28.      Neste contexto, é irrelevante saber como a Comissão pretende orientar no futuro a sua política de concorrência, na perspectiva do artigo 82.° CE (26). As novas orientações no que respeita ao artigo 82.° CE só podem ser relevantes para as futuras decisões da Comissão e não relativamente à base legal de uma decisão já tomada. Além disso, mesmo que a sua prática administrativa tivesse de ser alterada, a Comissão teria de actuar dentro do quadro definido pelo artigo 82.° CE, como interpretado pelo Tribunal de Justiça.

B –    Quanto ao primeiro fundamento: critérios gerais de apreciação dos regimes de comissões

29.      O primeiro fundamento da BA ocupa de longe a maior parte do recurso. Refere‑se aos n.os 272 a 298 do acórdão recorrido, nos quais o Tribunal de Primeira Instância – tal como já fizera a Comissão – declarou, por um lado, que os incentivos concedidos pela BA produziram «efeitos de fidelização» e, por conseguinte, tiveram um efeito de exclusão (efeito eliminatório), e, por outro, que também não estavam economicamente justificados (27).

30.      Através deste fundamento, a BA coloca, no essencial, a questão de saber em que condições os descontos ou incentivos concedidos por empresas em posição dominante podem, em geral, ser considerados abusivos. Este fundamento é complementado pelos segundo a quarto fundamentos, que serão examinados a seguir, nos quais a BA analisa as exigências legais relativas à apreciação do impacto de tais descontos ou incentivos sobre concorrentes e consumidores.

1.      Principais argumentos das partes

31.      As partes estão em desacordo, no essencial, quanto à questão de saber se o Tribunal de Primeira Instância aplicou correctamente ao caso em apreço a jurisprudência do Tribunal de Justiça, tal como resulta, em especial, dos acórdãos Hoffmann‑La Roche/Comissão e Michelin I (28).

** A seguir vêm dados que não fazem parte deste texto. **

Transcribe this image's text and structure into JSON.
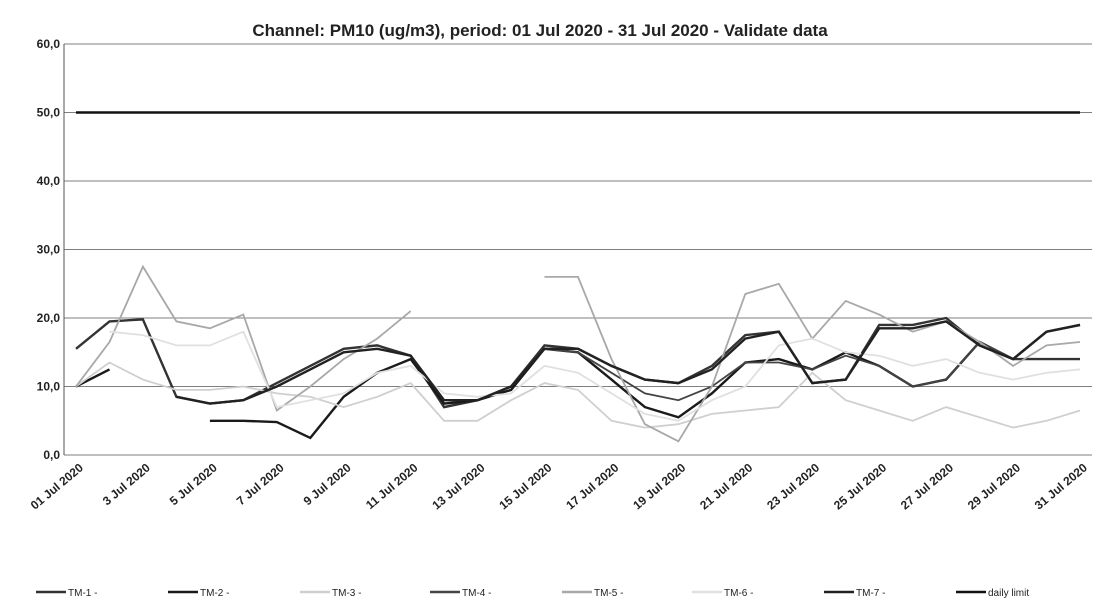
{
  "chart_data": {
    "type": "line",
    "title": "Channel: PM10 (ug/m3), period: 01 Jul 2020 - 31 Jul 2020 - Validate data",
    "categories": [
      "01 Jul 2020",
      null,
      "3 Jul 2020",
      null,
      "5 Jul 2020",
      null,
      "7 Jul 2020",
      null,
      "9 Jul 2020",
      null,
      "11 Jul 2020",
      null,
      "13 Jul 2020",
      null,
      "15 Jul 2020",
      null,
      "17 Jul 2020",
      null,
      "19 Jul 2020",
      null,
      "21 Jul 2020",
      null,
      "23 Jul 2020",
      null,
      "25 Jul 2020",
      null,
      "27 Jul 2020",
      null,
      "29 Jul 2020",
      null,
      "31 Jul 2020"
    ],
    "ylim": [
      0,
      60
    ],
    "yticks": [
      {
        "value": 0,
        "label": "0,0"
      },
      {
        "value": 10,
        "label": "10,0"
      },
      {
        "value": 20,
        "label": "20,0"
      },
      {
        "value": 30,
        "label": "30,0"
      },
      {
        "value": 40,
        "label": "40,0"
      },
      {
        "value": 50,
        "label": "50,0"
      },
      {
        "value": 60,
        "label": "60,0"
      }
    ],
    "grid": true,
    "series": [
      {
        "name": "TM-1 -",
        "color": "#333333",
        "values": [
          15.5,
          19.5,
          19.8,
          8.5,
          7.5,
          8,
          10.5,
          13,
          15.5,
          16,
          14.5,
          7,
          8,
          10,
          16,
          15.5,
          13,
          11,
          10.5,
          13,
          17.5,
          18,
          10.5,
          11,
          19,
          19,
          20,
          16,
          14,
          14,
          14
        ]
      },
      {
        "name": "TM-2 -",
        "color": "#1a1a1a",
        "values": [
          10,
          12.5,
          null,
          null,
          5,
          5,
          4.8,
          2.5,
          8.5,
          12,
          14,
          7.5,
          8,
          9.5,
          15.5,
          15,
          11,
          7,
          5.5,
          9,
          13.5,
          14,
          12.5,
          15,
          13,
          10,
          11,
          16.5,
          14,
          18,
          19
        ]
      },
      {
        "name": "TM-3 -",
        "color": "#cfcfcf",
        "values": [
          10,
          13.5,
          11,
          9.5,
          9.5,
          10,
          9,
          8.5,
          7,
          8.5,
          10.5,
          5,
          5,
          8,
          10.5,
          9.5,
          5,
          4,
          4.5,
          6,
          6.5,
          7,
          12,
          8,
          6.5,
          5,
          7,
          5.5,
          4,
          5,
          6.5
        ]
      },
      {
        "name": "TM-4 -",
        "color": "#444444",
        "values": [
          null,
          null,
          null,
          null,
          null,
          null,
          null,
          null,
          null,
          null,
          null,
          null,
          null,
          null,
          15.5,
          15,
          12,
          9,
          8,
          10,
          13.5,
          13.5,
          12.5,
          14.5,
          13,
          10,
          11,
          16.5,
          14,
          null,
          null
        ]
      },
      {
        "name": "TM-5 -",
        "color": "#a8a8a8",
        "values": [
          10,
          16.5,
          27.5,
          19.5,
          18.5,
          20.5,
          6.5,
          10,
          14,
          17,
          21,
          null,
          null,
          null,
          26,
          26,
          14,
          4.5,
          2,
          10,
          23.5,
          25,
          17,
          22.5,
          20.5,
          18,
          19.5,
          16.5,
          13,
          16,
          16.5
        ]
      },
      {
        "name": "TM-6 -",
        "color": "#e0e0e0",
        "values": [
          null,
          18,
          17.5,
          16,
          16,
          18,
          7,
          8,
          9,
          12,
          13,
          9,
          8.5,
          9,
          13,
          12,
          9,
          6,
          5,
          8,
          10,
          16,
          17,
          15,
          14.5,
          13,
          14,
          12,
          11,
          12,
          12.5
        ]
      },
      {
        "name": "TM-7 -",
        "color": "#222222",
        "values": [
          null,
          null,
          null,
          8.5,
          7.5,
          8,
          10,
          12.5,
          15,
          15.5,
          14.5,
          8,
          8,
          10,
          15.5,
          15.5,
          13,
          11,
          10.5,
          12.5,
          17,
          18,
          10.5,
          11,
          18.5,
          18.5,
          19.5,
          16,
          14,
          18,
          19
        ]
      },
      {
        "name": "daily limit",
        "color": "#111111",
        "values": [
          50,
          50,
          50,
          50,
          50,
          50,
          50,
          50,
          50,
          50,
          50,
          50,
          50,
          50,
          50,
          50,
          50,
          50,
          50,
          50,
          50,
          50,
          50,
          50,
          50,
          50,
          50,
          50,
          50,
          50,
          50
        ]
      }
    ]
  }
}
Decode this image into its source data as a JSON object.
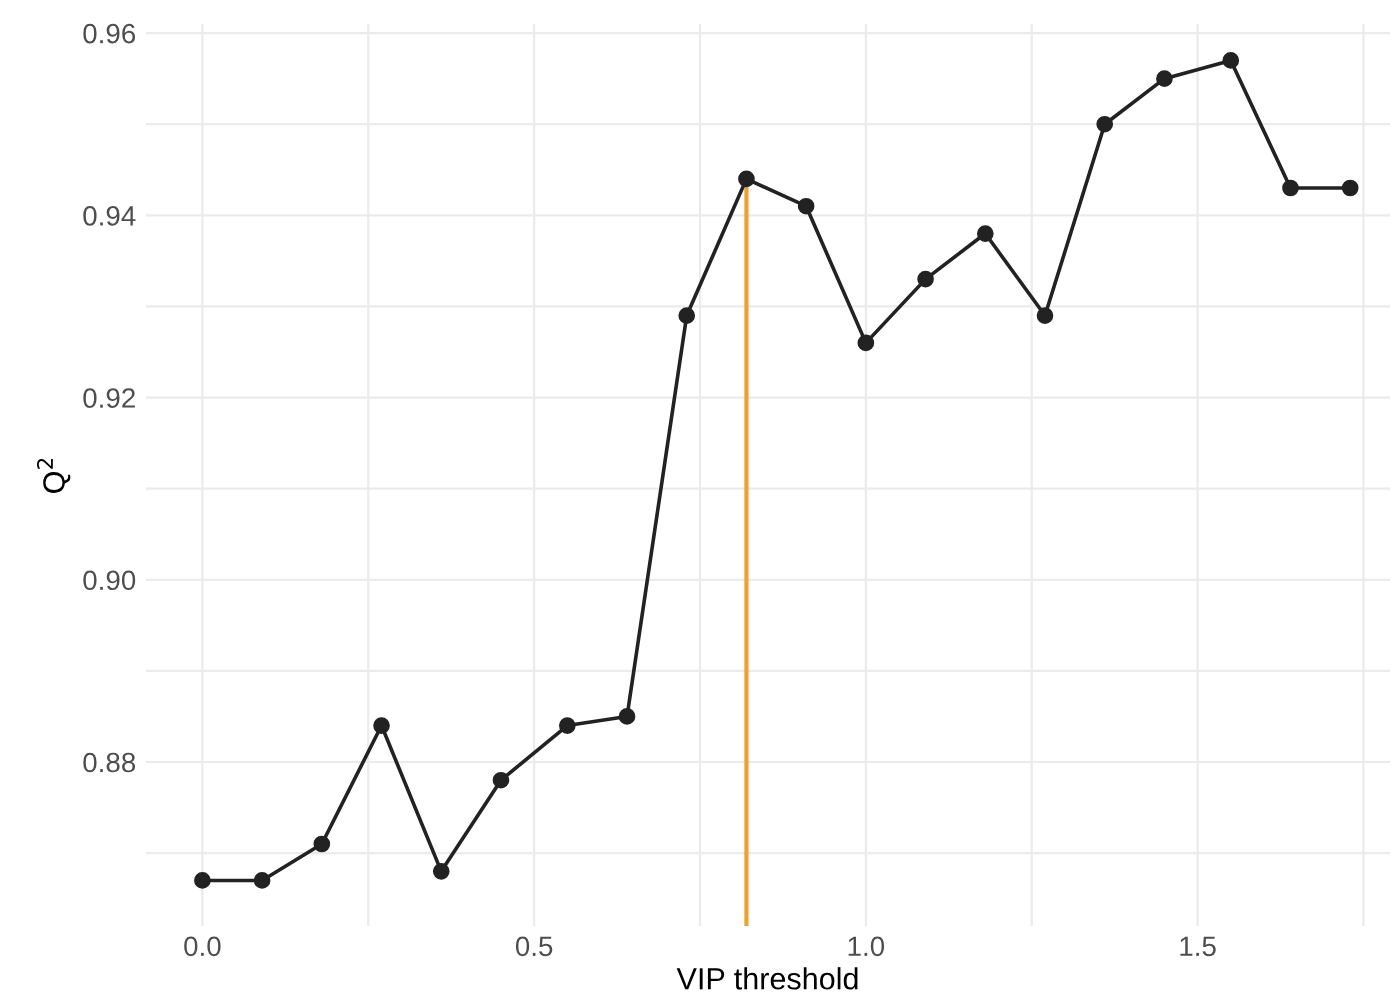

32.      Segundo a BA, o Tribunal de Primeira Instância cometeu um erro de direito ao apreciar os seus regimes de comissões à luz de um critério incorrecto. Ao examinar o «carácter fidelizador», o Tribunal de Primeira Instância não diferenciou entre a fidelidade dos clientes que é assegurada através de um comportamento eliminatório abusivo e a fidelidade dos clientes resultante da concorrência lícita ao nível dos preços. A natureza da concorrência lícita através dos preços implica que uma empresa deve ser livre para conceder aos seus parceiros descontos mais elevados do que aos seus concorrentes. Segundo a BA, os critérios aplicados pelo Tribunal de Primeira Instância conduzem a uma considerável insegurança quanto ao alcance da concorrência lícita através dos preços e intimidam as empresas; por conseguinte, são contrários ao objectivo fundamental do direito comunitário da concorrência.

33.      Segundo a BA, no caso em apreço, o Tribunal de Primeira Instância devia ter aplicado o artigo 82.°, segundo parágrafo, alínea b), CE e examinado se a BA limitou, efectivamente, as possibilidades de venda dos seus concorrentes e se isto ocorreu em prejuízo dos consumidores. Uma tal limitação das possibilidades de venda dos concorrentes pressupõe, na opinião da BA, mais que a mera concessão de incentivos generosos. Em geral, só é concebível em dois tipos de casos, ambos não pertinentes no caso vertente:

–      por um lado, em casos em que a concessão de incentivos depende da condição de o beneficiário exercer a sua actividade ou ser abastecido exclusiva ou principalmente pela empresa em posição dominante (29), e

–      por outro, em situações em que o beneficiário dos incentivos não se pode decidir livremente entre a empresa em posição dominante e os seus concorrentes, por exemplo, porque só através de uma relação comercial preponderante com a empresa que detém a posição dominante pode esperar obter vantagens ou porque a empresa que detém a posição dominante pratica uma concorrência desleal através dos preços («predatory pricing») e os seus concorrentes não podem suportar essa pressão.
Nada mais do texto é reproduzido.